Swiss pharmaceutical giant Novartis must face a United States government lawsuit accusing it of paying millions of dollars in kickbacks to doctors so they would prescribe its drugs, Reuters reported.
A federal judge in Manhattan ruled on Monday that the US government had offered evidence of a “company-wide kickback scheme.” It also ruled that the government does not need to prove a direct “quid pro quo” deal between medics and doctors for the company to be liable.
The ruling means Novartis is headed for a trial – unless it settles.
“We are disappointed in today’s decision and look forward to presenting our case at trial,” Novartis spokesman Eric Althoff said in an email statement quoted by Reuters. “We continue to believe that the government has insufficient evidence to support its claims.”
The case took shape in 2011 when Oswald Bilotta, a former Novartis sales representative, filed a whistleblower lawsuit. The US government and the state of New York both intervened in the case in 2013.

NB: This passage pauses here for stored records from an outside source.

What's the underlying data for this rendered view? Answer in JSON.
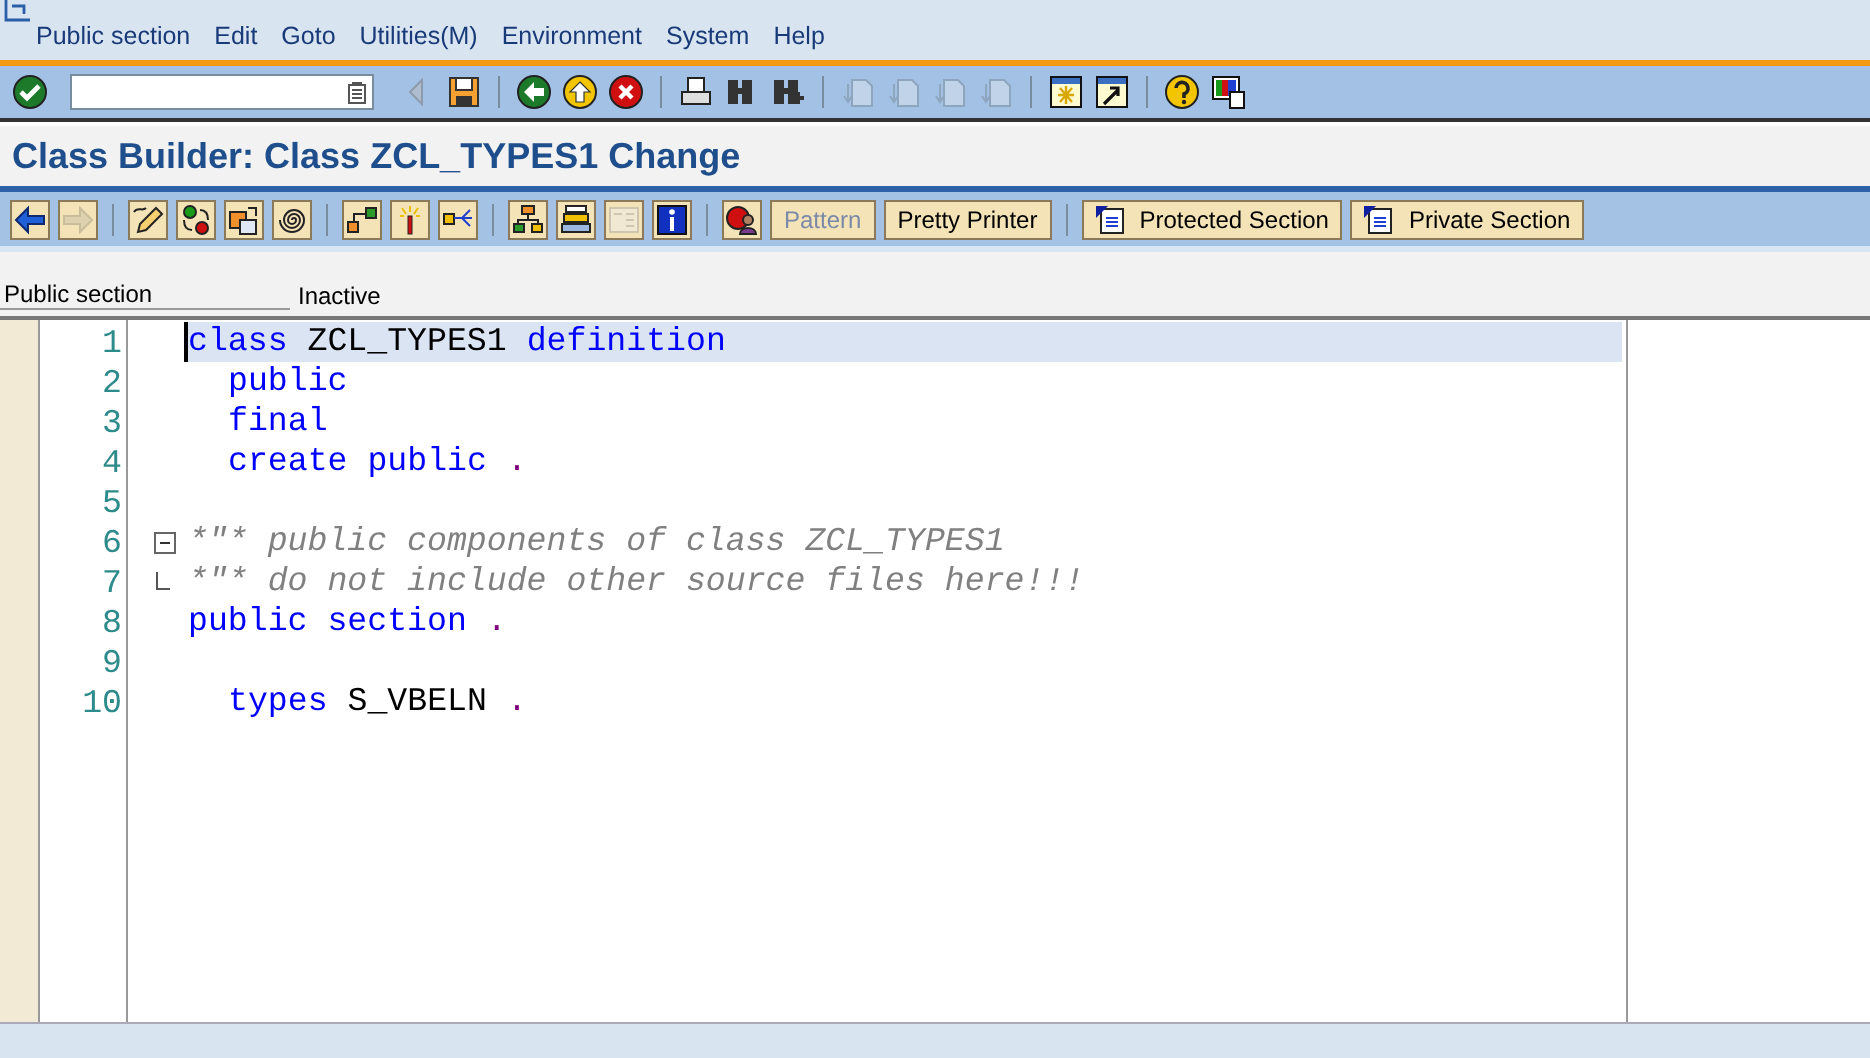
{
  "menu_bar": {
    "items": [
      "Public section",
      "Edit",
      "Goto",
      "Utilities(M)",
      "Environment",
      "System",
      "Help"
    ]
  },
  "standard_toolbar": {
    "groups": [
      [
        {
          "kind": "check",
          "disabled": false
        },
        {
          "kind": "command-field",
          "disabled": false
        },
        {
          "kind": "triangle-left",
          "disabled": true
        },
        {
          "kind": "save",
          "disabled": false
        }
      ],
      [
        {
          "kind": "back",
          "disabled": false
        },
        {
          "kind": "up",
          "disabled": false
        },
        {
          "kind": "cancel",
          "disabled": false
        }
      ],
      [
        {
          "kind": "print",
          "disabled": false
        },
        {
          "kind": "find",
          "disabled": false
        },
        {
          "kind": "find-next",
          "disabled": false
        }
      ],
      [
        {
          "kind": "page-first",
          "disabled": true
        },
        {
          "kind": "page-up",
          "disabled": true
        },
        {
          "kind": "page-down",
          "disabled": true
        },
        {
          "kind": "page-last",
          "disabled": true
        }
      ],
      [
        {
          "kind": "new-window",
          "disabled": false
        },
        {
          "kind": "shortcut",
          "disabled": false
        }
      ],
      [
        {
          "kind": "help",
          "disabled": false
        },
        {
          "kind": "layout",
          "disabled": false
        }
      ]
    ]
  },
  "title": "Class Builder: Class ZCL_TYPES1 Change",
  "application_toolbar": {
    "groups": [
      [
        {
          "kind": "arrow-left",
          "disabled": false
        },
        {
          "kind": "arrow-right",
          "disabled": true
        }
      ],
      [
        {
          "kind": "pencil",
          "disabled": false
        },
        {
          "kind": "dots",
          "disabled": false
        },
        {
          "kind": "copy",
          "disabled": false
        },
        {
          "kind": "spiral",
          "disabled": false
        }
      ],
      [
        {
          "kind": "branch",
          "disabled": false
        },
        {
          "kind": "wand",
          "disabled": false
        },
        {
          "kind": "fork",
          "disabled": false
        }
      ],
      [
        {
          "kind": "tree",
          "disabled": false
        },
        {
          "kind": "stack",
          "disabled": false
        },
        {
          "kind": "form",
          "disabled": true
        },
        {
          "kind": "info",
          "disabled": false
        }
      ],
      [
        {
          "kind": "stop",
          "disabled": false
        },
        {
          "kind": "text",
          "label": "Pattern",
          "disabled": true
        },
        {
          "kind": "text",
          "label": "Pretty Printer",
          "disabled": false
        }
      ],
      [
        {
          "kind": "text-icon",
          "label": "Protected Section",
          "disabled": false
        },
        {
          "kind": "text-icon",
          "label": "Private Section",
          "disabled": false
        }
      ]
    ]
  },
  "section_field": {
    "value": "Public section"
  },
  "status": "Inactive",
  "editor": {
    "lines": [
      {
        "number": "1",
        "selected": true,
        "indented": false,
        "kind": "code",
        "tokens": [
          {
            "kind": "keyword",
            "text": "class"
          },
          {
            "kind": "ident",
            "text": "ZCL_TYPES1"
          },
          {
            "kind": "keyword",
            "text": "definition"
          }
        ]
      },
      {
        "number": "2",
        "selected": false,
        "indented": true,
        "kind": "code",
        "tokens": [
          {
            "kind": "keyword",
            "text": "public"
          }
        ]
      },
      {
        "number": "3",
        "selected": false,
        "indented": true,
        "kind": "code",
        "tokens": [
          {
            "kind": "keyword",
            "text": "final"
          }
        ]
      },
      {
        "number": "4",
        "selected": false,
        "indented": true,
        "kind": "code",
        "tokens": [
          {
            "kind": "keyword",
            "text": "create"
          },
          {
            "kind": "keyword",
            "text": "public"
          },
          {
            "kind": "punct",
            "text": "."
          }
        ]
      },
      {
        "number": "5",
        "kind": "code"
      },
      {
        "number": "6",
        "selected": false,
        "indented": false,
        "kind": "fold-start",
        "tokens": [
          {
            "kind": "comment",
            "text": "*\"* public components of class ZCL_TYPES1"
          }
        ]
      },
      {
        "number": "7",
        "selected": false,
        "indented": false,
        "kind": "fold-end",
        "tokens": [
          {
            "kind": "comment",
            "text": "*\"* do not include other source files here!!!"
          }
        ]
      },
      {
        "number": "8",
        "selected": false,
        "indented": false,
        "kind": "code",
        "tokens": [
          {
            "kind": "keyword",
            "text": "public"
          },
          {
            "kind": "keyword",
            "text": "section"
          },
          {
            "kind": "punct",
            "text": "."
          }
        ]
      },
      {
        "number": "9",
        "kind": "code"
      },
      {
        "number": "10",
        "selected": false,
        "indented": true,
        "kind": "code",
        "tokens": [
          {
            "kind": "keyword",
            "text": "types"
          },
          {
            "kind": "ident",
            "text": "S_VBELN"
          },
          {
            "kind": "punct",
            "text": "."
          }
        ]
      }
    ]
  }
}
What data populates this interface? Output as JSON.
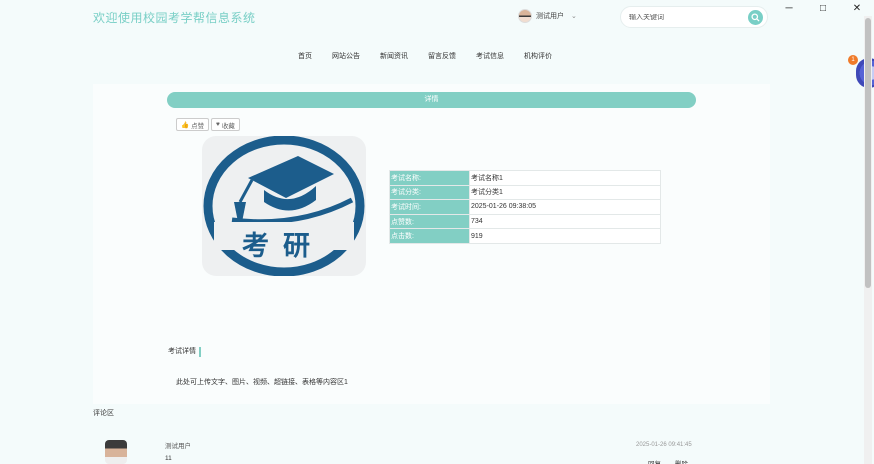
{
  "window": {
    "minimize": "─",
    "maximize": "□",
    "close": "✕"
  },
  "header": {
    "title": "欢迎使用校园考学帮信息系统",
    "user": "测试用户",
    "search_placeholder": "输入关键词"
  },
  "nav": [
    "首页",
    "网站公告",
    "新闻资讯",
    "留言反馈",
    "考试信息",
    "机构评价"
  ],
  "detail": {
    "bar_label": "详情",
    "like_label": "点赞",
    "collect_label": "收藏",
    "logo_text": "考研",
    "info": [
      {
        "key": "考试名称:",
        "value": "考试名称1"
      },
      {
        "key": "考试分类:",
        "value": "考试分类1"
      },
      {
        "key": "考试时间:",
        "value": "2025-01-26 09:38:05"
      },
      {
        "key": "点赞数:",
        "value": "734"
      },
      {
        "key": "点击数:",
        "value": "919"
      }
    ],
    "section_title": "考试详情",
    "detail_text": "此处可上传文字、图片、视频、超链接、表格等内容区1"
  },
  "comments": {
    "title": "评论区",
    "items": [
      {
        "user": "测试用户",
        "content": "11",
        "time": "2025-01-26 09:41:45",
        "action1": "回复",
        "action2": "删除"
      }
    ]
  },
  "widget": {
    "badge": "1"
  },
  "colors": {
    "accent": "#82cfc4",
    "title": "#79cfc6"
  }
}
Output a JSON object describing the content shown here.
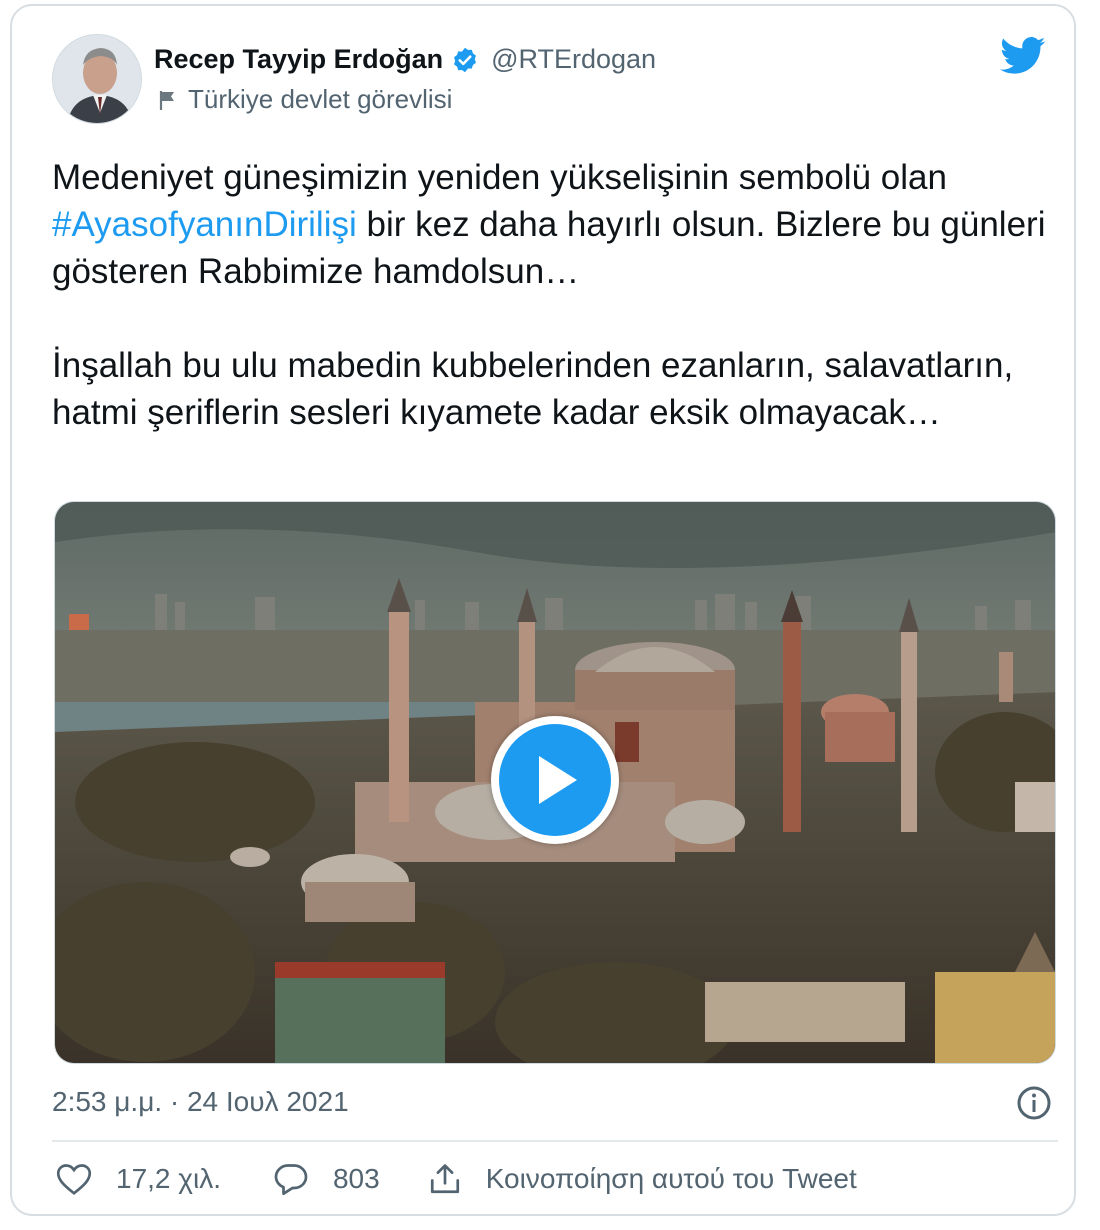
{
  "user": {
    "name": "Recep Tayyip Erdoğan",
    "handle": "@RTErdogan",
    "label": "Türkiye devlet görevlisi"
  },
  "tweet": {
    "line1_before": "Medeniyet güneşimizin yeniden yükselişinin sembolü olan ",
    "hashtag": "#AyasofyanınDirilişi",
    "line1_after": " bir kez daha hayırlı olsun. Bizlere bu günleri gösteren Rabbimize hamdolsun…",
    "paragraph2": "İnşallah bu ulu mabedin kubbelerinden ezanların, salavatların, hatmi şeriflerin sesleri kıyamete kadar eksik olmayacak…"
  },
  "timestamp": "2:53 μ.μ. · 24 Ιουλ 2021",
  "actions": {
    "likes": "17,2 χιλ.",
    "replies": "803",
    "share": "Κοινοποίηση αυτού του Tweet"
  },
  "icons": {
    "verified": "verified-badge-icon",
    "label": "flag-icon",
    "brand": "twitter-bird-icon",
    "play": "play-icon",
    "info": "info-icon",
    "like": "heart-icon",
    "reply": "speech-bubble-icon",
    "share": "share-upload-icon"
  },
  "colors": {
    "accent": "#1d9bf0",
    "text": "#0f1419",
    "secondary": "#536471",
    "border": "#d8dde2"
  }
}
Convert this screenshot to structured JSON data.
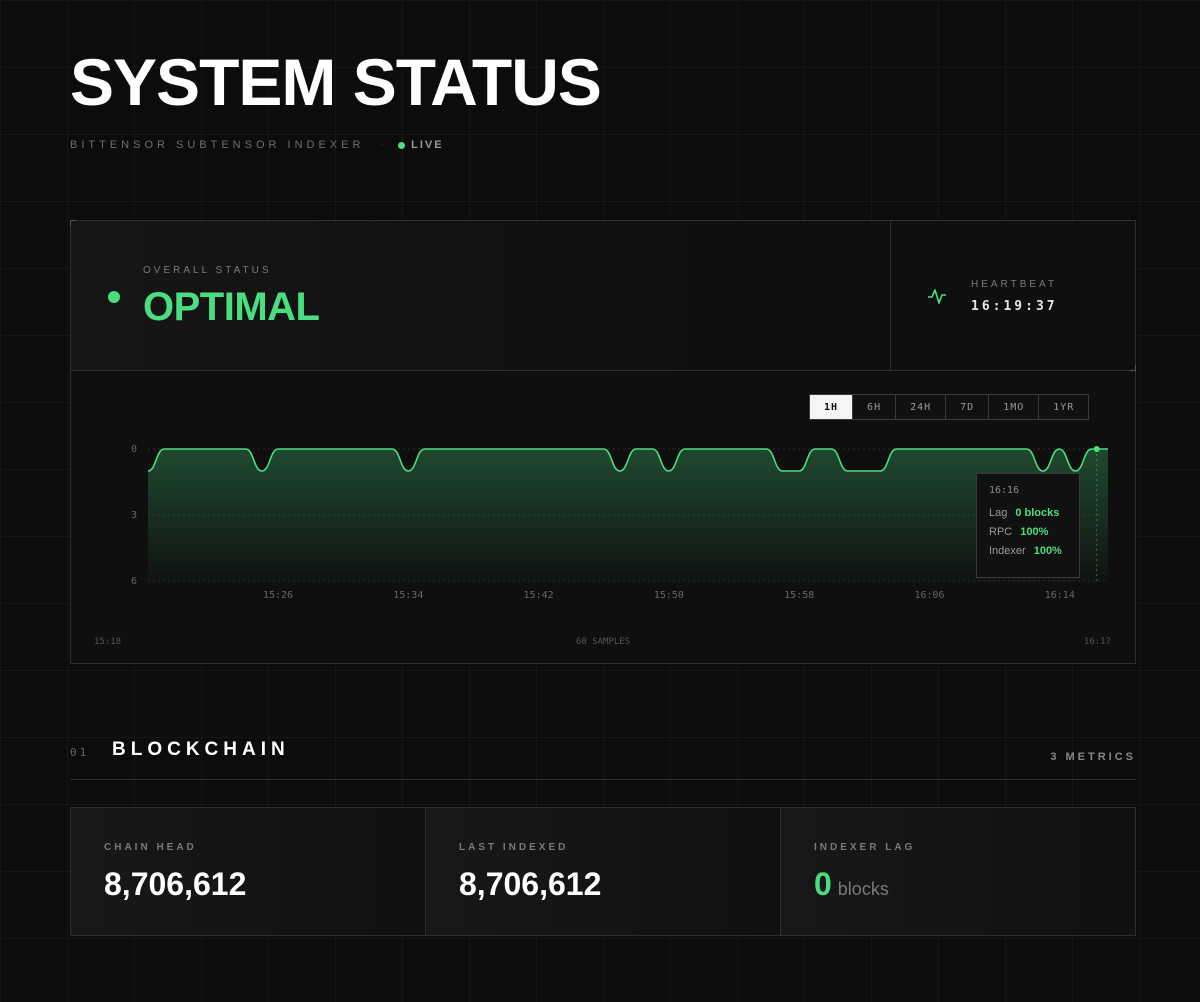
{
  "header": {
    "title": "SYSTEM STATUS",
    "subtitle": "BITTENSOR SUBTENSOR INDEXER",
    "separator": "·",
    "live_label": "LIVE"
  },
  "overall": {
    "label": "OVERALL STATUS",
    "value": "OPTIMAL"
  },
  "heartbeat": {
    "label": "HEARTBEAT",
    "value": "16:19:37",
    "icon": "pulse-icon"
  },
  "range_tabs": [
    {
      "label": "1H",
      "active": true
    },
    {
      "label": "6H",
      "active": false
    },
    {
      "label": "24H",
      "active": false
    },
    {
      "label": "7D",
      "active": false
    },
    {
      "label": "1MO",
      "active": false
    },
    {
      "label": "1YR",
      "active": false
    }
  ],
  "chart_data": {
    "type": "area",
    "y_ticks": [
      "0",
      "3",
      "6"
    ],
    "ylim": [
      6,
      0
    ],
    "x_ticks": [
      "15:26",
      "15:34",
      "15:42",
      "15:50",
      "15:58",
      "16:06",
      "16:14"
    ],
    "footer_left": "15:18",
    "footer_center": "60 SAMPLES",
    "footer_right": "16:17",
    "values": [
      1,
      0,
      0,
      0,
      0,
      0,
      0,
      1,
      0,
      0,
      0,
      0,
      0,
      0,
      0,
      0,
      1,
      0,
      0,
      0,
      0,
      0,
      0,
      0,
      0,
      0,
      0,
      0,
      0,
      1,
      0,
      0,
      1,
      0,
      0,
      0,
      0,
      0,
      0,
      1,
      1,
      0,
      0,
      1,
      1,
      1,
      0,
      0,
      0,
      0,
      0,
      0,
      0,
      0,
      0,
      1,
      0,
      1,
      0,
      0
    ],
    "color": "#4ade80",
    "grid": true
  },
  "tooltip": {
    "time": "16:16",
    "rows": [
      {
        "label": "Lag",
        "value": "0 blocks"
      },
      {
        "label": "RPC",
        "value": "100%"
      },
      {
        "label": "Indexer",
        "value": "100%"
      }
    ]
  },
  "section": {
    "number": "01",
    "title": "BLOCKCHAIN",
    "count": "3 METRICS"
  },
  "metrics": [
    {
      "label": "CHAIN HEAD",
      "value": "8,706,612",
      "unit": ""
    },
    {
      "label": "LAST INDEXED",
      "value": "8,706,612",
      "unit": ""
    },
    {
      "label": "INDEXER LAG",
      "value": "0",
      "unit": "blocks"
    }
  ],
  "colors": {
    "accent": "#4ade80",
    "background": "#0c0c0c"
  }
}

Hypertension drugs and alleged sham events
Novartis is accused of paying doctors kickbacks so they would prescribe drugs such as the hypertension drugs Lotrel and Valturna, as well as Starlix, which is used in the treatment of diabetes.
The lawsuit claims that those kickbacks included speaking fees for doctors at “sham” educational events. One doctor was reportedly paid to speak at his own office eight times.
Novartis allegedly treated doctors to lavish meals, including a $9,750 (CHF 9,750) dinner for three at a Japanese restaurant.
American health insurance programs Medicare and Medicaid were billed millions of dollars from 2002 to 2011 for drugs prescribed by doctors who took kickbacks, according to the lawsuit said.
The US government is seeking damages of three times what it was billed for allegedly fraudulent claims. Novartis has settled US allegations that it used illegal methods to promote its medicines in the past.
In 2010, Novartis paid $422 million to settle various allegations, including claims of paying kickbacks to doctors.
Novartis agreed to pay $390 million in October 2015 to settle claims that it paid rebates to specialty pharmacies to push two of its drugs, without admitting wrongdoing.